After all, this music isn’t about fucking this is battle music: violent, propulsive, and visceral, and it’s internalized brilliantly within “Ghost,” the intro track to DJ Rashad’s Just A Taste. But as with non-Western musics - say, Shangaan music (new wave dance music from South Africa) - my relationship with footwork is conflicted: Any enjoyment I get out of listening to it hinges on attaching my own values to music that otherwise resists, detracts, or is simply indifferent to such readings.īut given the confrontational style of footwork dance, it seems like any conflict, physical or not, is welcome. I don’t live far away from Chicago, the city where 90s ghetto house transfigured into juke and (due largely to tracks like “11-47-99” and “Baby Come On” by RP Boo) subsequently birthed its disfigured mutant child, footwork. If footwork’s original meaning was established in these underground dance circles in Chicago, then its currency to everyone else now rests somewhat heavily on those too busy rationalizing the noise/music cleavage or politely tracing dance music’s trajectory to actually do any footworking themselves.
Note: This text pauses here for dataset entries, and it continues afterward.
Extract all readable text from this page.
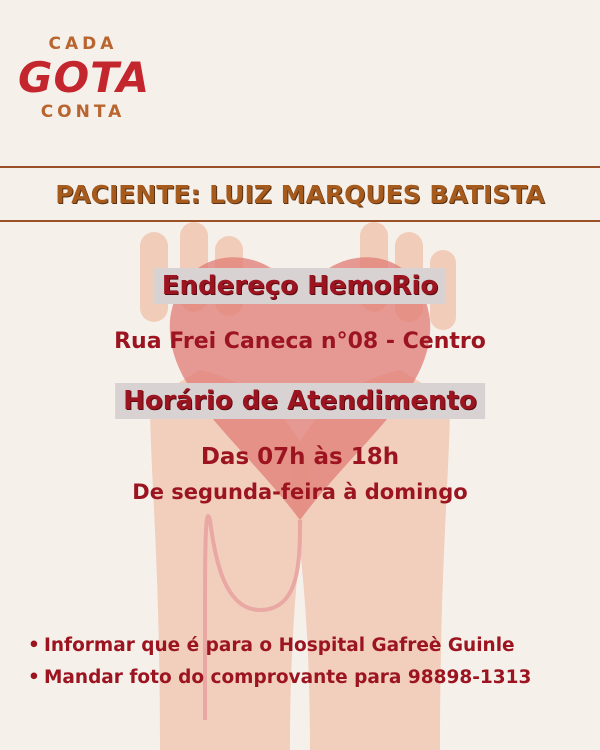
CADA
GOTA
CONTA
PACIENTE: LUIZ MARQUES BATISTA
Endereço HemoRio
Rua Frei Caneca n°08 - Centro
Horário de Atendimento
Das 07h às 18h
De segunda-feira à domingo
• Informar que é para o Hospital Gafreè Guinle
• Mandar foto do comprovante para 98898-1313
But while this signifyin’ form of dance has yet to be shrinkwrapped and sold, the jagged shrapnel from the actual music has crossed geographical borders and social cliques so incisively that, from the perspective of everyone outside the circles, its origins are beside the point.

dj rashad just a taste rarlab

At least that’s what it is in Chicago’s converted warehouses and rec centers where combatant footworkers form circles and take turns battling, dozens-style, with dazzlingly complex foot patterns. Footwork is, first and foremost, dance music.